~キャッシュの重要性~
こんにちは! エースラボの布川昭文です。
普段は「出張経理課長」として、契約企業様の日々の経理処理や毎月の状態把握に欠かせない月次試算表作成のお手伝い、さらには資金繰りや、資金調達に関わる支援業務を行っております。
第8回、第9回でキャッシュフロー計算書について触れましたが、今回は改めて資金の大切さについて触れたいと思います。
極端な話、赤字でも資金が手元にあれば会社を継続させることができます。
一方、事業で黒字を計上していても手元資金が無くなってしまうと会社は事業を継続することが出来なくなってしまいます。いわゆる「黒字倒産」という現象です。
私も以前に所属していた企業が民事再生を申請(倒産)しましたが、本当に毎日が綱渡り状態でした。
お金が入金になった時点で、すぐに支払に充てるといった日々。毎日、払出票と振込票を持参して開店前の銀行に行き、シャッターが開くのを待って対応に追われていました。
あの時の辛かった日々の夢を未だにみることがあります…。
1.最近の倒産事情
最近の倒産事情を確認してみたところ、2024年上半期では負債額1,000万円以上の倒産企業が全国で5,000件近くあり、年間で10,000件を超えるペースで推移しているとの記事が東京商工リサーチから発表されていました。
負債額1,000万円未満の倒産数も相当数に上っており、主な要因としては、円安に伴う物価高、人手不足、ゼロゼロ融資の返済などが挙げられています。

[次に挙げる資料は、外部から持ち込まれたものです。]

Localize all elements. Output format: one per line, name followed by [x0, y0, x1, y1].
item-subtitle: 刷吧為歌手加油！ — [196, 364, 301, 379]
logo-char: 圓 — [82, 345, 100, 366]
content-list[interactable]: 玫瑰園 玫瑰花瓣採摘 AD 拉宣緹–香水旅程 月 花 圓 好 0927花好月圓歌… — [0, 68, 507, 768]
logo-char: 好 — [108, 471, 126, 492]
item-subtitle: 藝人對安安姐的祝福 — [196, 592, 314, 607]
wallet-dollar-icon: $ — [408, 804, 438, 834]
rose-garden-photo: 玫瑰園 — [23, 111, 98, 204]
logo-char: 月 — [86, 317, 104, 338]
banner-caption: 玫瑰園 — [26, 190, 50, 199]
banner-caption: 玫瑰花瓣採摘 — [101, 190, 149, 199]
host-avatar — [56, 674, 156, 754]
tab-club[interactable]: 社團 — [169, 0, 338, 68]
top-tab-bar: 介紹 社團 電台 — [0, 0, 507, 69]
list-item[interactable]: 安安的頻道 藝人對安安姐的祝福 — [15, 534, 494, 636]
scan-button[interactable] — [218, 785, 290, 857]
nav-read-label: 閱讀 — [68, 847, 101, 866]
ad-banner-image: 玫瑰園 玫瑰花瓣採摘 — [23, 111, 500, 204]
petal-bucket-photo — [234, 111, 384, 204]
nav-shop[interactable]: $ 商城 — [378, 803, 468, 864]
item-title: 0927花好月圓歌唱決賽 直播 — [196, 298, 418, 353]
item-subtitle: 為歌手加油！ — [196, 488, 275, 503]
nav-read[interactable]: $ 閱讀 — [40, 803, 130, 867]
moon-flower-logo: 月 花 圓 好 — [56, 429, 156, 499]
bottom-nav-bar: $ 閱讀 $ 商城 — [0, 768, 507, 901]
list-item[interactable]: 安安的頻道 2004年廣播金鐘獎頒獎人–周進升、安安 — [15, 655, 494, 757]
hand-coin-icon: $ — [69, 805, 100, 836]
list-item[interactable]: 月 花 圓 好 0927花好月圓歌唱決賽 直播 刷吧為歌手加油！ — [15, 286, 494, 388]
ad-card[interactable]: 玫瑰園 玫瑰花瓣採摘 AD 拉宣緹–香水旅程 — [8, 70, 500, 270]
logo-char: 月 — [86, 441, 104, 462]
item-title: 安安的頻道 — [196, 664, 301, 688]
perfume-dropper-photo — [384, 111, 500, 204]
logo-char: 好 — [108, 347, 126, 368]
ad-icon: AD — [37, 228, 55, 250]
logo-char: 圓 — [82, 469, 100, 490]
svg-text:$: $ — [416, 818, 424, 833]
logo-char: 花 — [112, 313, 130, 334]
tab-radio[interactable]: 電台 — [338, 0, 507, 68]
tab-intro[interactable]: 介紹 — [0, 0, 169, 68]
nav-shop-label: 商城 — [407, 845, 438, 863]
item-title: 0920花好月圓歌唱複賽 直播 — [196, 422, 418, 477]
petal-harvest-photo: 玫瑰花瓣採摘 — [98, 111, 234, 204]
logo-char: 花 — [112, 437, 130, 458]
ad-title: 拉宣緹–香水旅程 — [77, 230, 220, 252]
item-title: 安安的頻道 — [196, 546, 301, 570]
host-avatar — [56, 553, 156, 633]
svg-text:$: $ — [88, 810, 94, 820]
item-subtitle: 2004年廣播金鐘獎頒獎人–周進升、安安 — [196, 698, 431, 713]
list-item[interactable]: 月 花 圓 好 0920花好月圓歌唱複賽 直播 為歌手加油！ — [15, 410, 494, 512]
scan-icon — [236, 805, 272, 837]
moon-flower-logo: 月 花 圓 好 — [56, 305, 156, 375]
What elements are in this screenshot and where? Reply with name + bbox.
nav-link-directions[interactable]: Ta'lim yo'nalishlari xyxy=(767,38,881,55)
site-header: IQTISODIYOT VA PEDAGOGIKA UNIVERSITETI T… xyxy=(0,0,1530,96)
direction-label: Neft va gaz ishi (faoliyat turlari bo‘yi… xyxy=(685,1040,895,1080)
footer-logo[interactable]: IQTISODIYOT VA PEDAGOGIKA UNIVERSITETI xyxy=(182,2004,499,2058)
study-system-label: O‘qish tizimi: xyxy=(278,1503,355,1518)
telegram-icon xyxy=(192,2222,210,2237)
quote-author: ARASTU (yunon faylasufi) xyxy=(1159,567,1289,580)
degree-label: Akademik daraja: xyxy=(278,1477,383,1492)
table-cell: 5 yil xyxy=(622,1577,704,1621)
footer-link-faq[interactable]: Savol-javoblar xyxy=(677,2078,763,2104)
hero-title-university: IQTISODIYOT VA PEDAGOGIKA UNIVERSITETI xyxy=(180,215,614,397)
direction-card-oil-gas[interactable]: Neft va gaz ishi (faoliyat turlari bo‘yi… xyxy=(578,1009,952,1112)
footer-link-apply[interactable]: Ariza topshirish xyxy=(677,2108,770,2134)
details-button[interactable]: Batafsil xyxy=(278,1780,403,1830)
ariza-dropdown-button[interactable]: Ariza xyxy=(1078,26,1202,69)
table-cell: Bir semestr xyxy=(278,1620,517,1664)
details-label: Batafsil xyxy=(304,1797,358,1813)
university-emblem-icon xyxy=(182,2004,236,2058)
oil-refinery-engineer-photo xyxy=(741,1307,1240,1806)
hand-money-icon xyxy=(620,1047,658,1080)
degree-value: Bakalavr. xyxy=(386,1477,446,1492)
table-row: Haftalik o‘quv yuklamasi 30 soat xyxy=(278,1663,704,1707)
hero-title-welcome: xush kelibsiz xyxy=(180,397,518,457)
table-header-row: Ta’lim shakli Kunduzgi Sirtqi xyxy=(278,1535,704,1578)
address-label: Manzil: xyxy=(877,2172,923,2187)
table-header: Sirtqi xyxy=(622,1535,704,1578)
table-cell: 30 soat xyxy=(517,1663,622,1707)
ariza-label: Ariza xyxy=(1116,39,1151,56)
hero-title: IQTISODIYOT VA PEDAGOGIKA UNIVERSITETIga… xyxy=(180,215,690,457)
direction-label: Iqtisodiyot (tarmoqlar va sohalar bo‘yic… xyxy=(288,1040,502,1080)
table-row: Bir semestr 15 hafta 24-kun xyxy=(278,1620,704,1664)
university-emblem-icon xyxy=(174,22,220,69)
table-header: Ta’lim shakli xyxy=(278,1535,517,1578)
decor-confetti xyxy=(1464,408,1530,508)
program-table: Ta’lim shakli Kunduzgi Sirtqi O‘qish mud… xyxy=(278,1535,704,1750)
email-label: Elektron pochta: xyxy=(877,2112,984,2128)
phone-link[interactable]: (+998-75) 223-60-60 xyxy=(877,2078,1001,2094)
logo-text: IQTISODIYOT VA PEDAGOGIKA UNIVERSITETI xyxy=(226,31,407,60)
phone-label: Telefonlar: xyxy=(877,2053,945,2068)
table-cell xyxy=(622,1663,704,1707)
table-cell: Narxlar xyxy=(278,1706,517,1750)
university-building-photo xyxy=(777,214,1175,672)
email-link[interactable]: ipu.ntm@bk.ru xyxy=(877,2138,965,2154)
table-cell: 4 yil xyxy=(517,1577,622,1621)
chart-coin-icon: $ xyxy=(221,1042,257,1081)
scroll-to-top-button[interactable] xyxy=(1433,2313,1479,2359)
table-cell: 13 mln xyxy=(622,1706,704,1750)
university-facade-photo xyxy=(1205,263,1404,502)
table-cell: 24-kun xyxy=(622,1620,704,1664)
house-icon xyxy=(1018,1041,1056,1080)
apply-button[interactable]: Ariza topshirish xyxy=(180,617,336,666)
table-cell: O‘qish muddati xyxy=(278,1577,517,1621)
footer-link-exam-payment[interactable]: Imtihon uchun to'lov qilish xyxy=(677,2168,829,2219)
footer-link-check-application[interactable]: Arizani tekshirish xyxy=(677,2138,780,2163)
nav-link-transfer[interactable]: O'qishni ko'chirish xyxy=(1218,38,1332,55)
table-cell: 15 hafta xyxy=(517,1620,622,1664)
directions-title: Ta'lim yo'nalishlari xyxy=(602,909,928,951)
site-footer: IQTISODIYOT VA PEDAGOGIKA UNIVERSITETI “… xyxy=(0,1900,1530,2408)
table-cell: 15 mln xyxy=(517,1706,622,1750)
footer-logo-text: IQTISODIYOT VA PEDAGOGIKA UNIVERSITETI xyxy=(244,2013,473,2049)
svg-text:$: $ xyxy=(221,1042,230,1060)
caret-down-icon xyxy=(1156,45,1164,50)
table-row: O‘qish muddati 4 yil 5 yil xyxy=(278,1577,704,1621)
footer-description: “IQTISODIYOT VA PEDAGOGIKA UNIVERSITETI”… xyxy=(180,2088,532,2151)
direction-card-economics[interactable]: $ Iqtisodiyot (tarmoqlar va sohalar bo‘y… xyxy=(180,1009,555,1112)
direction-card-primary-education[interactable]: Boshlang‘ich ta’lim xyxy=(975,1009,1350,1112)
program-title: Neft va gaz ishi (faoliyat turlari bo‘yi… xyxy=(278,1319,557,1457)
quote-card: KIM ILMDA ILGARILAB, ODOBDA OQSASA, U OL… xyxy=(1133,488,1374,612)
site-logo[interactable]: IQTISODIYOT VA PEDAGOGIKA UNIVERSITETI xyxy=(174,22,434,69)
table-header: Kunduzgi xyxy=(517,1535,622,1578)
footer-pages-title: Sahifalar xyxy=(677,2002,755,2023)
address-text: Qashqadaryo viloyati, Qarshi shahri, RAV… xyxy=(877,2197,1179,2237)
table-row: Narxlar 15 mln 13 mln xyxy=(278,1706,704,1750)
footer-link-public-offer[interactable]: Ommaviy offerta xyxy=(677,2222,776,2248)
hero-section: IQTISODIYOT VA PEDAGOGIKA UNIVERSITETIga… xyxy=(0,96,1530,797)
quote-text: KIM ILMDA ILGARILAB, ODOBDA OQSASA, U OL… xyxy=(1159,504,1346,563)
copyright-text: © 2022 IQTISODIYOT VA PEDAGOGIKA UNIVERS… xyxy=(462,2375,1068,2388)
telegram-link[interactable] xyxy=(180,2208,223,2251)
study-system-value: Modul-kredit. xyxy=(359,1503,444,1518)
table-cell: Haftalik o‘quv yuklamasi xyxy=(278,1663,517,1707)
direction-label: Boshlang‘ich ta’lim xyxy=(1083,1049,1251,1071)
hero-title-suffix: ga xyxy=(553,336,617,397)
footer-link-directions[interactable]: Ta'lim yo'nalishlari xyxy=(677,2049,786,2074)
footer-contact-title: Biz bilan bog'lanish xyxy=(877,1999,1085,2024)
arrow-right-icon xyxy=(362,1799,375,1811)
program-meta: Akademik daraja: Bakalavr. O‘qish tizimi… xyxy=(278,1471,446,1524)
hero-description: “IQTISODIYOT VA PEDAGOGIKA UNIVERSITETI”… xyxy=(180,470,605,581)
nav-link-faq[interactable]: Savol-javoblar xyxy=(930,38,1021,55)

物価高により材料代の支払ができない、人材不足で会社が稼働せずに売上が落ち込んでしまう、融資の返済期限がきても原資が手元にないので支払えないといったことが原因のようです。
2.キャッシュの重要性
企業にとってのキャッシュの重要性を以下に説明します。
- 日常業務の運営 (日々の支払いに)
- キャッシュは企業の日常生活を円滑に運営するために不可欠です。
- 給与の支払い、仕入れ代金の支払い、設備やサービスの購入など、日常的な支出にキャッシュが必要です。
- 流動性の確保 (予期せぬ出費の備えに)
- キャッシュは流動資産の中で最も即座に利用可能な形態であり、企業が緊急時に迅速に対応するためにはキャッシュの保持が重要です。
- 急な修繕費やその他の予期せぬ経費に対応するといった予期せぬ支出や、売掛金の回収の遅れといった収入の遅延に対するための安全弁となります。
- 信用力の向上 (より大きな借入が可能に)
- 十分なキャッシュを保有している企業は信用力が高まり、取引先や金融機関からの信頼を得やすくなります。これにより、より有利な条件での取引や融資が可能になります。
- 投資と成長の機会 (成長するにはカネが要る)
- キャッシュが豊富にある企業は、成長機会や投資機会に対して迅速に対応できます。
- 新しい市場への進出、設備の拡充、研究開発などの成長戦略を実行するためにはキャッシュが必要になります。
- リスク管理 (何が起こるかわからない)
- 経済環境の変動や市場の不確実性に対してキャッシュは重要なリスク管理ツールとなります。キャッシュがあれば、企業は不況や業績の悪化に対して柔軟に対応でき、生き残る確率が高まります。
- 株主価値の最大化 (株主に報いるためにも)
- キャッシュフローの健全性は企業の財政状態を反映し、株主価値の向上に寄与します。安定したキャッシュフローは、配当の支払、再投資を通じて株主価値を高めます。
3.キャッシュフロー経営
会社経営を行う上で、帳簿上の数字を追うだけでは現実のキャッシュとの違いに気が付くのが遅くなってしまう可能性があります。
キャッシュフロー経営とは、企業の財務状況を管理し、資金の流れを重視する経営手法です。
キャッシュフローとは、企業が一定期間に受け取る現金収入(キャッシュインフロー)と支払う現金支出(キャッシュアウトフロー)の差額を指します。
- キャッシュフロー計算書の作成と分析
- キャッシュフローの予測と管理
- 資金繰の最適化
- 利益とキャッシュフローの関係の理解
- キャッシュフロー経営の利点
- 実例と成功事例
キャッシュフロー経営を実践することで、企業は経営の健全性を保ちつつ、持続的な成長を目指すことができます。
次回からは以前に投稿した内容の大切な部分を再度アップしていく予定です。